COROANDO UM ANTIGO SONHO COM UMA MEDALHA ESPECIAL

Outro corredor que não mediu esforços para participar da celebração dos 50 anos da prova foi o jornalista Vicent Sobrinho, que nasceu em São Paulo e atualmente mora em Lisboa. Durante vários anos ele colaborou com reportagens para a Contra-Relógio. O desejo de marcar presença nas “Bodas de Ouro” de Nova York é antigo e tomou mais corpo quando viu a possibilidade de receber sua sexta medalha das Majors, naquela que é considerada a Rainha das Maratonas.

“Em 1994, a Maratona de Nova York conquistou meu coração e minha mente e foi a essa jovem senhora de 50 anos que prometi já naquele dia retornar”, lembra Vicent, que correu em 1994 em companhia do tio.

Essa é a terceira vez que o corredor vai para o evento. Além de correr em 1994, na comemoração dos 25 anos, da prova, ele esteve também em 2012, quando ganhou a categoria “jornalista” no time Asics Brasil (representando a CR).

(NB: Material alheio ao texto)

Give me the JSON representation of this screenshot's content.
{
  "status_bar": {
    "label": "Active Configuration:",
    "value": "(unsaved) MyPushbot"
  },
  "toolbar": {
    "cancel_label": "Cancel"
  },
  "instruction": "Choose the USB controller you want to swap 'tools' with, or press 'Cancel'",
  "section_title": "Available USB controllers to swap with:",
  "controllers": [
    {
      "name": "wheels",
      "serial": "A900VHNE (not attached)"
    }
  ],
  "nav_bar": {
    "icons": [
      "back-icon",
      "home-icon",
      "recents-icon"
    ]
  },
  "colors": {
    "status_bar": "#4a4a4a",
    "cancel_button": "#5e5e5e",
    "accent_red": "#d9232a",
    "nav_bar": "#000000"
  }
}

Naquele ano, a maratona foi cancelada às vésperas da prova devido ao ciclone Sandy.

Para realizar o sonho, Vicent também precisou se desdobrar, primeiro para correr a Maratona de Londres.

“As dificuldades foram imensas. Minha série das 6 Majors  estava planejada para fechar em 2020. Mas o mundo travou. Precisei empurrar a Maratona de Londres de 2019 para 2020 e depois, pagando novamente, para 2021. Quando estava encaixando o treinamento, meu pai faleceu e precisei retornar ao Brasil. Tudo desestruturou”, conta Vicent, que já estava desistindo do sonho quando, num treino no Parque do Ibirapuera, encontrou um ídolo de infância.

Estava decidido a esquecer as maratonas e voltar a morar no Brasil. E foi na única vez em pouco mais de 50 dias no Brasil que fui treinar no Parque Ibirapuera e encontro José João da Silva, bicampeão da São Silvestre, ídolo que virou amigo em 2009, após uma entrevista para as páginas da CR.”

Depois de correr 12 km, foi para o estacionamento e, quando estava abrindo a porta do carro, alguém tocou seu ombro. “Quando viro, era ele, o Zé João. Antes que eu falasse alguma coisa, me deu um fraternal abraço e disse: ‘Eu estava em Campos do Jordão e fiquei muito sentido quando soube da morte de seu pai. Por isso, te vi de longe e vim te dar esse abraço’. Como se fosse um holofote em minha direção ou um sinal de alerta, ele me fez refletir quando cobrou: ‘Está pronto para ir buscar as Six Majors?’”.

Vicent respondeu que estava desistindo e que naquele momento pensava apenas em trazer sua esposa de Portugal. “Ele mirou nos meus olhos e ordenou: ‘Você não vai cair, não. Não lhe dou esse direito. Dê a volta por cima. Todos os pais querem ver os filhos alegres e bem. Vá lá e faça isso para ele. E para você!’”.

Três dias lá estava ele em Lisboa com o objetivo de ir a Londres para receber sua quinta medalha do circuito e poder continuar sonhando com Nova York 50 anos.

Terminou a Maratona de Londres em 3:10:05 e retornou a Lisboa com a expectativa de que Jon Biden liberasse a entrada nos Estados Unidos no início de novembro. Quando foi anunciado o dia exato, Vicent teve que rever os planos. “Fui para o México para cumprir a quarentena.

Treinei em bom nível lá, com o luxo de uma pista e em altitude”, lembra Vicent, que seguiu para Nova York 4 dias antes da prova, onde viveu momentos inesquecíveis.

Ele cruzou a linha de chegada na Maratona de Nova York em 3:13:36 com foto do pai nas contas e a promessa de retornar novamente daqui 25 anos, aos 81. “Será?”, indaga ele, agora com a Six Medal Finisher no peito.